Естественно, я промолчал. На такой сарказм нечем ответить. Но поскольку стоя я чувствовал себя как обвиняемый перед судьями, мне пришлось сесть на кровать.
— Чего хочет Липшиц? — спросил Гамбургер.
— Вы бы лучше спросили, чего хочет Корнер, — сказал Красный Карлик.
— Ради бога, Поляков, — сказал Гамбургер. — Корнер не предатель. Что еще за вздор? Извинитесь перед ним, или я бросаю дело.
— Без обид, товарищ, — невозмутимо сказал Красный Карлик. Я изложил им то, что сказал Липшиц.
— Так Липшиц знает, — грустно произнес Гамбургер.
— Вот до чего доводит мягкотелость, — прорычал Красный Карлик. — Послушали бы меня, Липшиц со своими лакеями ползал бы сейчас у наших ног и просил пощады. «Прощупаем остальных, — говорит этот Керенский. — Что скажет Пинский, Минский, Штинский». А я вот что скажу: если хотите, чтобы народ взял Зимний дворец, ему надо поддать под зад прикладом и пару раз пальнуть в воздух. — Он уселся в кресле по-турецки и с закрытыми глазами стал раскачиваться взад и вперед, словно молясь про себя или страдая животом.
— Вот если бы мы сразу пошли к Шайскопфу… — сказал Гамбургер. Он потянул себя за длинную мочку и медленно покачал головой. Его худое белое лицо, печальное и в самые лучшие минуты, выразило тяжелое отчаяние. — Корнер, у тебя не найдется печенья? Может быть, немного шнапса?
— Водки, — сказал Красный Карлик.
Я взял из шкафа бутылки и стаканы и достал имбирное печенье.
— При таких настроениях в Вэлли-Фордж (Поселок в штабе Пенсильвания, где после нескольких поражений, в трудных условиях, отсиживалась Континентальная армия Вашингтона), — сказал я, — мы бы сегодня салютовали «Юнион Джеку» и пели «Боже, храни королеву».

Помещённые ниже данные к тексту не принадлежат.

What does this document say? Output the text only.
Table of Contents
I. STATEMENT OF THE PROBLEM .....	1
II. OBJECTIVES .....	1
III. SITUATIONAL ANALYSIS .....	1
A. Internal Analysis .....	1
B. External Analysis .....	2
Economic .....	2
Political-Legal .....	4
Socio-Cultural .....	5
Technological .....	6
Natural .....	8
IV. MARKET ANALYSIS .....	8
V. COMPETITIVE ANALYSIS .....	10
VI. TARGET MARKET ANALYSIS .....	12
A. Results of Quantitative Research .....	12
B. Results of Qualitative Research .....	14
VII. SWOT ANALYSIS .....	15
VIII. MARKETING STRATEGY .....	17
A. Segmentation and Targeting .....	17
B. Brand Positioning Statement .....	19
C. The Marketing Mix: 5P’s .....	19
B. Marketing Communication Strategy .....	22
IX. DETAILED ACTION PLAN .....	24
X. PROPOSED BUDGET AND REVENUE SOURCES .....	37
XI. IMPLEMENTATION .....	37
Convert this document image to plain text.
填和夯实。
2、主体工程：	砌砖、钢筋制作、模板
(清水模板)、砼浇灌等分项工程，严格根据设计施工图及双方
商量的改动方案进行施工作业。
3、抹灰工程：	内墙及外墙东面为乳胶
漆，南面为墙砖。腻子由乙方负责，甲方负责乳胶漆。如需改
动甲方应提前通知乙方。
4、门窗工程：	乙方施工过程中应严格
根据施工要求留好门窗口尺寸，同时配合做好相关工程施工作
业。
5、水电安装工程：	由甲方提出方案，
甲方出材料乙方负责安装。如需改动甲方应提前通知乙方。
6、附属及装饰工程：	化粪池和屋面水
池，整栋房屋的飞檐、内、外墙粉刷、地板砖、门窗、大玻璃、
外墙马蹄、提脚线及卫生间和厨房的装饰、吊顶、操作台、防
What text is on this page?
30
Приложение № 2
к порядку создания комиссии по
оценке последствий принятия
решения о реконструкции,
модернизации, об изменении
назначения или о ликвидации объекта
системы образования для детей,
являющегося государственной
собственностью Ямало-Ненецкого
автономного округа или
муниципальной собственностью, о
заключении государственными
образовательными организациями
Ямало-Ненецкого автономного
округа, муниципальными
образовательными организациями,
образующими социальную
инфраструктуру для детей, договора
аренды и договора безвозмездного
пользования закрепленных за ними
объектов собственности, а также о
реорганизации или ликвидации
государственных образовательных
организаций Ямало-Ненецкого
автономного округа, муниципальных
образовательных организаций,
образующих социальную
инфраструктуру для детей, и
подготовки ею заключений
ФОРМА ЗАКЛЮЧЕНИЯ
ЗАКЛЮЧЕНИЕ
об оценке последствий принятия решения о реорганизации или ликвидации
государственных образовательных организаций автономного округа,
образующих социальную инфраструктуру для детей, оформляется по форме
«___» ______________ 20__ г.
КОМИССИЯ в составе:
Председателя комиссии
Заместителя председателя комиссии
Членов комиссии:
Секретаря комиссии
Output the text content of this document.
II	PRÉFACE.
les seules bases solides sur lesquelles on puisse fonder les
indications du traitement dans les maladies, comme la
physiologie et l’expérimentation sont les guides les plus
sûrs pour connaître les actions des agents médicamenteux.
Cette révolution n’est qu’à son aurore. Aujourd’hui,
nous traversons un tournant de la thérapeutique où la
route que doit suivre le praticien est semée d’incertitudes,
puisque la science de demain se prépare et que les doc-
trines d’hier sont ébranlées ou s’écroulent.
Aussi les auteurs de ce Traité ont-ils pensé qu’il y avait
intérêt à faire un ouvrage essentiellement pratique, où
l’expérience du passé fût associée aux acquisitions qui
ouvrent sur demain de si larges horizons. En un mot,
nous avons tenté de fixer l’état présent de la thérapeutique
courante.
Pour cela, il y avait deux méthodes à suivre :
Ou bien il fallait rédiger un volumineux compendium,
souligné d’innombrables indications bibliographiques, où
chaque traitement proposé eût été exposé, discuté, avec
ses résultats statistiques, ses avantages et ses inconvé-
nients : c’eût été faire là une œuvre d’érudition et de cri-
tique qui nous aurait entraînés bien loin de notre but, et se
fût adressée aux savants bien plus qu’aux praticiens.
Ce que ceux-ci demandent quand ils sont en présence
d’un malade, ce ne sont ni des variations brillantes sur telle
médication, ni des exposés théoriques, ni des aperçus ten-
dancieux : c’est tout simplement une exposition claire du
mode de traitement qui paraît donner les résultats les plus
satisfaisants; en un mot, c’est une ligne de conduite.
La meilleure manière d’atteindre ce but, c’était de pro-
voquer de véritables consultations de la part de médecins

— Кое-кто из нас — да, — сказал Красный Карлик.
— Я всегда восхищался британским духом честного соперничества, — сказал Гамбургер и задумчиво откусил от печенья.
— Чирик-чирик, — сказал Красный Карлик. Прежде чем закинуть голову, он придержал ладонью свой затылок. Полстаканчика водки потекло по его пищеводу.